Yes I’m an IT Developer. The main problems with learning that I have tend to be around software technologies and methodologies. I seem to lose hours and hours trying to find online tutorials only to then be unable to make head nor tail of them, I try looking through code samples… it’s like I’m “shooting blank” hoping to eventually hit something.
In summary, no, I don’t think the problem relates to not being able to understand users.
I’m not tremendously technical myself, but let me try and understand the problem. You are instructed to learn a new technology, but you have a hard time conceptualizing what the technology is intended to achieve.
I don’t mean to be simplistic, but do you have any colleagues? People with different strengths and weaknesses, that you could discuss the new thechnology with, and get their take on what the new technology is “for” (and maybe what its “good for” which possibly is something else).
If you don’t, instead of trying to find tutorials, why not try to find articles, or forum posts, where people talk about the technology in terms of what it can and can’t do?
I feel I do this, and yes I do consult colleagues, but I still struggle. I just seem to be utterly hopeless and being able to differentiate between the important, relevant stuff and the useless stuff. On a lot of new things I spend my time learning, I often later come to realise that I wasted hours and hours on irrelevant components (ie, the car engine analogy in my OP). I am hoping that I can get some tips or mental tricks I can employ to be able to quickly figure out what I should focus on when some new piece of technology comes my way that I am expected to be able to learn.
When it comes to the technical stuff, computers, electronics, software, spacecraft, whatever, my approach is find the the immediate detail, instruction, procedure, document (insert appropriate knowledge data here) needed to accomplish the immediate task at hand. You’re not trying to become a rocket scientist all in one day. Search the online manual, Google, ask a colleague, etc. for that one specific item needed to accomplish the next step. It’s slow going sometimes, but eventually after awhile it starts to fall into place and make more sense in the “big picture” way. Keep at it long enough and maybe you will even become an “expert.”
Piece it together bit-by-bit while you are actually doing it. Experience is the best teacher.
I’m a person who has a BA in journalism, who went right in to being pretty damn good at HTML, to being placed in the position of a programmer and DBA over the past 10 years.
My learning…it sucks. I CANNOT read an article or a book or even a tutorial and even begin to comprehend what I am supposed to be doing. But yet here I am - pretty proficient at ASP/VB, ASP.NET | Open-source web framework for .NET, Javascript, SQL, etc (I don’t quite get Linq or Ajax yet, but I still use them).

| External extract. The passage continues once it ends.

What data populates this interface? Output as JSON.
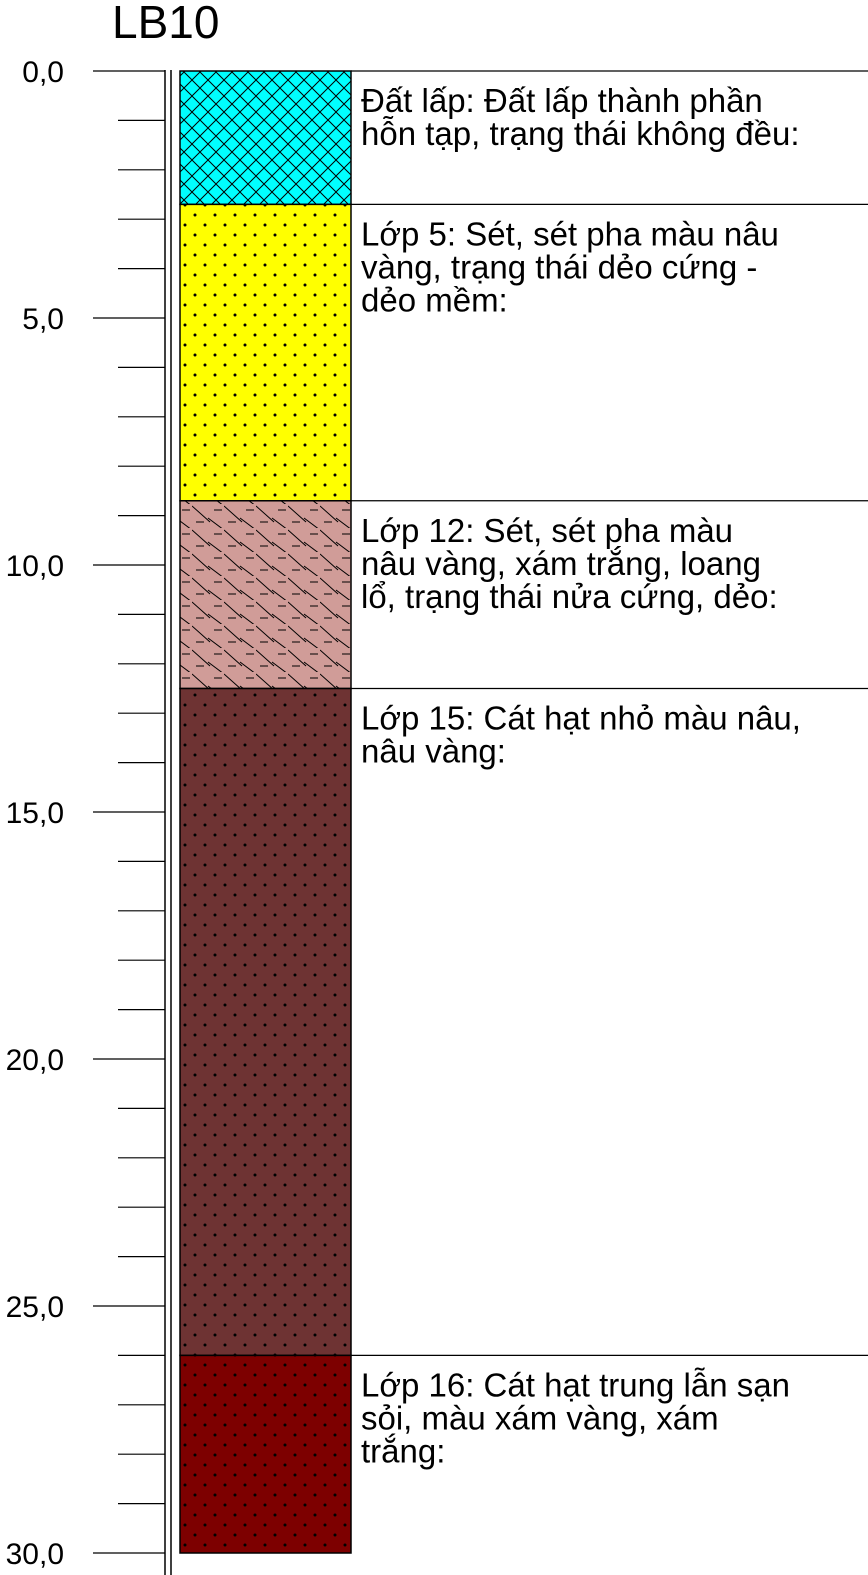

My one saving graces, the things that got me here are:
What Hello Again said about colleagues. My business partner can and does learn from books and articles. He learns it, he writes some stuff, I cut-and-paste his code in to what I need, Google some stuff and viola! Working application! Eventually by the end of the project, I am doing pretty well.
What Nadir said. Git-er-done. Find a code sample of something similar to your task, use the code sample, manipulate the code sample, and by the end you’ve both finished a task and learned something. Experience is indeed the best teacher.

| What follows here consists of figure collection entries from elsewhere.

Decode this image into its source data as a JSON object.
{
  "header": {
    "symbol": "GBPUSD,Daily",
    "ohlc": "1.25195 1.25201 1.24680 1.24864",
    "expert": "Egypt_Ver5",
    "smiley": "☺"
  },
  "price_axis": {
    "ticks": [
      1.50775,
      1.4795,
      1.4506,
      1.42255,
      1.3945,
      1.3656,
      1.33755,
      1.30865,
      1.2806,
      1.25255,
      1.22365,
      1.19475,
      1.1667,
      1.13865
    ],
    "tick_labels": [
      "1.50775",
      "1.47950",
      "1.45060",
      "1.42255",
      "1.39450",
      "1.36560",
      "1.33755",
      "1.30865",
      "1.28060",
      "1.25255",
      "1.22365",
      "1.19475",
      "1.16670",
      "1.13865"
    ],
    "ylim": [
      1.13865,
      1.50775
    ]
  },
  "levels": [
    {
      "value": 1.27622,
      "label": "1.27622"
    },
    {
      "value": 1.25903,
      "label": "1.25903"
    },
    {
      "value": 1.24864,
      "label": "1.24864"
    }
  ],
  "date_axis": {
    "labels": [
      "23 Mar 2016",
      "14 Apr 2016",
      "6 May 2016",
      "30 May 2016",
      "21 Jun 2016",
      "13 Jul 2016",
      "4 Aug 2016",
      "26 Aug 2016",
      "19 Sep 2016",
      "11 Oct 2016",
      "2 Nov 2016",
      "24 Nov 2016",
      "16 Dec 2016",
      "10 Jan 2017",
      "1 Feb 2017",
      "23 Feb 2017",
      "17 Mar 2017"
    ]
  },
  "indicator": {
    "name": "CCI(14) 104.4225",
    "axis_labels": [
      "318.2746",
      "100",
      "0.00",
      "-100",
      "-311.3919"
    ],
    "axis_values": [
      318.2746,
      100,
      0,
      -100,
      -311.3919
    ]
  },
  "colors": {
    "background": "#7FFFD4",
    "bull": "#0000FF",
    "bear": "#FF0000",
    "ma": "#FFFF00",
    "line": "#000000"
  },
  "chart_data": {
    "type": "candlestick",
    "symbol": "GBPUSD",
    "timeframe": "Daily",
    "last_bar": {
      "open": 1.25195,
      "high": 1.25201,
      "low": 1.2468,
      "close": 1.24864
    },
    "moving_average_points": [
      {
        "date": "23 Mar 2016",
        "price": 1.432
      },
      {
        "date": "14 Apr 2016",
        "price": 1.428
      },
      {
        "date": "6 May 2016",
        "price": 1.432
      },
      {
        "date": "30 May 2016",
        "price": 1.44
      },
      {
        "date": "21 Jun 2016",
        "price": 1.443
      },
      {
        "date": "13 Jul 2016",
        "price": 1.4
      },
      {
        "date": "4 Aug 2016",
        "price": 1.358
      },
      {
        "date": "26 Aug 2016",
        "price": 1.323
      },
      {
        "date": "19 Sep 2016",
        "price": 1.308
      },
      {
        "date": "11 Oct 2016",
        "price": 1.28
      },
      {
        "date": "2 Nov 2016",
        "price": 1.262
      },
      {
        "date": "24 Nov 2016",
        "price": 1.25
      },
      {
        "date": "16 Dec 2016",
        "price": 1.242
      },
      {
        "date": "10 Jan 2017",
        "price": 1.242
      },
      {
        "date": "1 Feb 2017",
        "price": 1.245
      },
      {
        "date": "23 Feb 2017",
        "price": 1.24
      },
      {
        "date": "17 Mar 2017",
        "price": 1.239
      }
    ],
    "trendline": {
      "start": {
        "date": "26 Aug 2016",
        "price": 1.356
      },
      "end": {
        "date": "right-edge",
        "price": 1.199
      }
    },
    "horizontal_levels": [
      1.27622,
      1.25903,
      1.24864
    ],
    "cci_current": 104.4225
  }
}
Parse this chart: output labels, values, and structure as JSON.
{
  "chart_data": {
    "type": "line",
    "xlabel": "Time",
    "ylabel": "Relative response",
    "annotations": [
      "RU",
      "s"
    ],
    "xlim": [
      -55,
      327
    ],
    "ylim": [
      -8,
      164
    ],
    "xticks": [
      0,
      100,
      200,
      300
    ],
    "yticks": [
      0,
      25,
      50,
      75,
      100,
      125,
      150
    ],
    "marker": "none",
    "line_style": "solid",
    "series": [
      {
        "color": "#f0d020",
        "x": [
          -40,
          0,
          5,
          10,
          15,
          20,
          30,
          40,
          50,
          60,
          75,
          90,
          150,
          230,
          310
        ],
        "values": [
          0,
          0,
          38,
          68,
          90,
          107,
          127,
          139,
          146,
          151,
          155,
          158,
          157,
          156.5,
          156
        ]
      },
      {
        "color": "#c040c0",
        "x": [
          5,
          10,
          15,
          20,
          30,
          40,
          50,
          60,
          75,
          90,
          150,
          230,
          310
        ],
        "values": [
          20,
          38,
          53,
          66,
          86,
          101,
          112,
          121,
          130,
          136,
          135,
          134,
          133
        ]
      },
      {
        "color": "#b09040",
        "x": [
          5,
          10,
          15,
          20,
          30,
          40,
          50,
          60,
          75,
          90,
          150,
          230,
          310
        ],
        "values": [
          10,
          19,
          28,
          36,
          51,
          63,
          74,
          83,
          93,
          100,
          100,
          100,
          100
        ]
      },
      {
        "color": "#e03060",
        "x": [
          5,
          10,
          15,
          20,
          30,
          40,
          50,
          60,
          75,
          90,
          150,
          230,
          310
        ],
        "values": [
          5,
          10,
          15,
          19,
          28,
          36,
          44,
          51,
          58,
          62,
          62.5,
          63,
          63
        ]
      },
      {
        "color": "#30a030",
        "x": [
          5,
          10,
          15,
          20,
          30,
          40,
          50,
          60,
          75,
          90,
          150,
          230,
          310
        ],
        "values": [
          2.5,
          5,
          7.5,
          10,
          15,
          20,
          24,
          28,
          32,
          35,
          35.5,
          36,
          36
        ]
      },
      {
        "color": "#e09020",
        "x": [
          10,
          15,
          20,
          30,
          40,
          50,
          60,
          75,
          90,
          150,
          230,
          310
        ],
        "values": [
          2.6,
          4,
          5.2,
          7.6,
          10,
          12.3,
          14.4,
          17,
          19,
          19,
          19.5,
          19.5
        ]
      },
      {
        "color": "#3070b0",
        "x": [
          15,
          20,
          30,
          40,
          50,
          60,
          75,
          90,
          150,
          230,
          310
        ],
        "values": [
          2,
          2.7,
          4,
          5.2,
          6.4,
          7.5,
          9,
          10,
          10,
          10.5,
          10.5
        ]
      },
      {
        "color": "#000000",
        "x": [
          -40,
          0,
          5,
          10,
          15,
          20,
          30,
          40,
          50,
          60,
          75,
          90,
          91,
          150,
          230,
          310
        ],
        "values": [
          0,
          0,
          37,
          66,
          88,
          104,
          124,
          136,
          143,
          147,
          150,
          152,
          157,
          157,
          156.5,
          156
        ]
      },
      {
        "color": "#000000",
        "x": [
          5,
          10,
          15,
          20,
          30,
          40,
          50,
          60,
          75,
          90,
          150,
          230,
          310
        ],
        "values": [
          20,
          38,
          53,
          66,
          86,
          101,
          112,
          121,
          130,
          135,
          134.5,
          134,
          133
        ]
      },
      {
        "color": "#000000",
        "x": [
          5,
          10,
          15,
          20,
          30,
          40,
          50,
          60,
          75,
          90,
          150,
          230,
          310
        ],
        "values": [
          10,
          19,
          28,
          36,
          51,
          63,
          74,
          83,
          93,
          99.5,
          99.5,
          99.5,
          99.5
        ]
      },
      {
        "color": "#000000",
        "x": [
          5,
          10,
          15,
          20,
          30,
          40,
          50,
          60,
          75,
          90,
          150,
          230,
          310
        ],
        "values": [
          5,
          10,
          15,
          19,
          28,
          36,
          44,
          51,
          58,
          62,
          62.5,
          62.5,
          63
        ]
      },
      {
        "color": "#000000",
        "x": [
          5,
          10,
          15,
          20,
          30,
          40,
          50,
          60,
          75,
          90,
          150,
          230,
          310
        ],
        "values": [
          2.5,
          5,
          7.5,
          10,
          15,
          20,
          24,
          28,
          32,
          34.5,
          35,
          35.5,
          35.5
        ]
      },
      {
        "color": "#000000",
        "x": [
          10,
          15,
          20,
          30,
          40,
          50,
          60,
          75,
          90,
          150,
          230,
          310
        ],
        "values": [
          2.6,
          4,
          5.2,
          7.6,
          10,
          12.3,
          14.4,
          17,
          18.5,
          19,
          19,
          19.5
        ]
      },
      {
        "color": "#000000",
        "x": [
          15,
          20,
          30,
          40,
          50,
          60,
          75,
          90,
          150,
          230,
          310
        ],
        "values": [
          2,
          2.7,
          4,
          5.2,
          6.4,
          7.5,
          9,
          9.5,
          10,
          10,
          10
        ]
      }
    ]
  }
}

Know when to ask for help. If you know someone else who is better at SQL than you are, for example, write out the framework of what you need them to do and see if they can execute it. Don’t spend 5 hours on something someone else can do better in 5 minutes. Once it’s done - then you read what they did, to learn. Now you have a sample to use later, too.
Now, having come at it with these approaches I still can’t tell you exactly how it all works, but my code is pretty tight and my apps are robust. I don’t think I could have done any of this on my own. With me, it took a good partner and the ability to ask for help.